En dernier recours, en cas de lésion excessivement grave de la tête humérale, voire de l’ensemble de l’articulation, une prothèse totale d’épaule peut être envisagée. Cela reste cependant difficilement accessible d’un point de vue technique et financier [11].

Références

  • 1. Bruggeman M, Van Vynckt D, Van Ryssen B et coll. Osteochondritis dissecans of the humeral head in two small-breed dogs. Vet. Rec. 2010;166 (5):139-141.
  • 2. Cook J, Kuroki K, Bozynski C et coll. Evaluation of synthetic osteochondral implants. J. Knee Surg. 2014;27 (4):295-302.
  • 3. Danielski A, Farrell M. Use of synthetic osteochondral implants to treat bilateral shoulder osteochondritis dissecans in a dog. Vet. Comp. Orthop. Traumatol. 2018;31 (5):385-389.
  • 4. Egan P, Murphy S, Jovanovik J et coll. Treatment of osteochondrosis dissecans of the canine stifle using synthetic osteochondral resurfacing. Vet. Comp. Orthop. Traumatol. 2018;31 (2):144-152.
  • 5. Fitzpatrick N, Van Terheijden C, Yeadon R, Smith TJ. Osteochondral autograft transfer for treatment of osteochondritis dissecans of the caudocentral humeral head in dogs. Vet. Surg. 2010;39 (8):925-935.
  • 6. Jones DG, Vaughan LC. The surgical treatment of osteochondritis dissecans of the humeral head in dogs. J. Small Anim. Pract. 1970;11 (12):803-812.
  • 7. Morris A, Anderson A. Osteochondrosis dissecans of the canine shoulder. Comp. Anim. 2013;18 (6):264-269.
  • 8. Ohlerth S, Senn S, Geissbühler U et coll. Prevalence of humeral head osteochondrosis in the Greater Swiss Mountain dog and the Border Collie in Switzerland. Schweiz Arch. Tierheilkd. 2016;158 (11):749-754.
  • 9. Olivieri M, Ciliberto E, Hulse DA et coll. Arthroscopic treatment of osteochondritis dissecans of the shoulder in 126 dogs. Vet. Comp. Orthop. Traumatol. 2007;20 (1):65-69.
  • 10. Paatsama S, Rokkanen P, Jussila J, Sittnikow K. A study of osteochondritis dissecans of the canine humeral head using histological, OTC bone labelling, microradiographic and microangiographic methods. J. Small Anim. Pract. 1971;12 (11):603-611.
  • 11. Sparrow T, Fitzpatrick N, Meswania J, Blunn G. Shoulder joint hemiarthroplasty for treatment of a severe osteochondritis dissecans lesion in a dog. Vet. Comp. Orthop.
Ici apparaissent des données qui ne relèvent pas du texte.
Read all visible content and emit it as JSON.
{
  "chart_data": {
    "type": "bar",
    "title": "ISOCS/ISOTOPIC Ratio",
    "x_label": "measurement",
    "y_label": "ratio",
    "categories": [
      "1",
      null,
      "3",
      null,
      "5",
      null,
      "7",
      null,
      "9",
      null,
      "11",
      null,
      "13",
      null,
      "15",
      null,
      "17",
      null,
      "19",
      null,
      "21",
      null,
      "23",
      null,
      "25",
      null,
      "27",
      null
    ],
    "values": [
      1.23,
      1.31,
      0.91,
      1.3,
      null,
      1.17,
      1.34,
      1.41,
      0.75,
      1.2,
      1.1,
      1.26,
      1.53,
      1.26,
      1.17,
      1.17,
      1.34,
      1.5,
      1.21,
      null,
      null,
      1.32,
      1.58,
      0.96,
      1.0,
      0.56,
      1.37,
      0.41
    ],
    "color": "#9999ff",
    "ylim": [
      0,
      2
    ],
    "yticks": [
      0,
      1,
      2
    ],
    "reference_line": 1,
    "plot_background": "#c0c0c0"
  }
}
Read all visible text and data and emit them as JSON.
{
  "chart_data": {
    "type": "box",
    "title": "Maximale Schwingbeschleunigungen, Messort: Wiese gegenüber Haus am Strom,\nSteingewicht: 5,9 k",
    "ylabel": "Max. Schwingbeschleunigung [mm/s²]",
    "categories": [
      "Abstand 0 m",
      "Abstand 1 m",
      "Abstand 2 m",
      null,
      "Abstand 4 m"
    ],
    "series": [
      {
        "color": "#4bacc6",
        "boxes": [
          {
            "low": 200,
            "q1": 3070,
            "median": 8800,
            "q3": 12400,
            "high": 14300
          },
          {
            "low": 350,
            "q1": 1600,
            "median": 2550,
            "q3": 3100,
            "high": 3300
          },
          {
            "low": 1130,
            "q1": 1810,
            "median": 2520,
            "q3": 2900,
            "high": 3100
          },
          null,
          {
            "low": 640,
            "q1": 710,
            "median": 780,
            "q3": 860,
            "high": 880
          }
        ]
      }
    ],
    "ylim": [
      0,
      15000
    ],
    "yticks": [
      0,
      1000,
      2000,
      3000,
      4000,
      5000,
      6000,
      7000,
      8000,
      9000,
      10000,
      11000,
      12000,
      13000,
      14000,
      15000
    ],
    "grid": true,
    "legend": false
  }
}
Traumatol. 2014;27 (3):243-248.

Conflit d’intérêts

L’auteur est consultant pour le laboratoire Arthrex.

RÉSUMÉ

OBJECTIF

Décrire l’utilisation d’un implant synthétique dans le traitement d’une ostéochondrite disséquante chez un chien.

MÉTHODE

Cas clinique. Un bouledogue américain de 8 ans est présenté pour l’évaluation d’une boiterie bilatérale des membres thoraciques évoluant depuis 5 semaines. Aucun traumatisme n’est connu des propriétaires. La réponse au traitement médical par anti-inflammatoires non stéroïdiens est insatisfaisante. Un examen scanner est réalisé à la suite de la suspicion d’une ostéochondrite disséquante de la tête humérale sur les radiographies initiales. Une lésion ostéochondrale de 11 × 12 mm et 8 mm de profondeur est identifiée à droite. Cette lésion est caudo-centrale sur la tête humérale. Une lésion de 10 × 11 mm et 5 mm de profondeur est identifiée à gauche. Cette lésion est légèrement plus caudo-médiale qu’à droite. Un traitement chirurgical bilatéral simultané par resurfaçage ostéochondral synthétique est décidé.

RÉSULTATS

Les implants synthétiques utilisés dans ce cas (SynACART®, Arthrex) mesurent 10 × 8 mm. Ils sont biphasiques, avec une base en titane et une surface en polyuréthane. Ils sont implantés bilatéralement dans le même temps chirurgical, grâce au kit d’implantation spécifique. Un abord cranio-latéral des deux épaules est utilisé. Une antibiothérapie postopératoire est prescrite durant 7 jours et du carprofène est prescrit pour 3 semaines. Du repos strict est conseillé pour 6 semaines. La boiterie disparaît à partir de la quatrième semaine postopératoire, ce qui est confirmé lors des contrôles vétérinaires à 6 et 12 semaines postopératoires. Neuf mois après la chirurgie, le chien est capable de faire 2 heures d’exercice sans présenter de boiterie pendant ou après l’effort.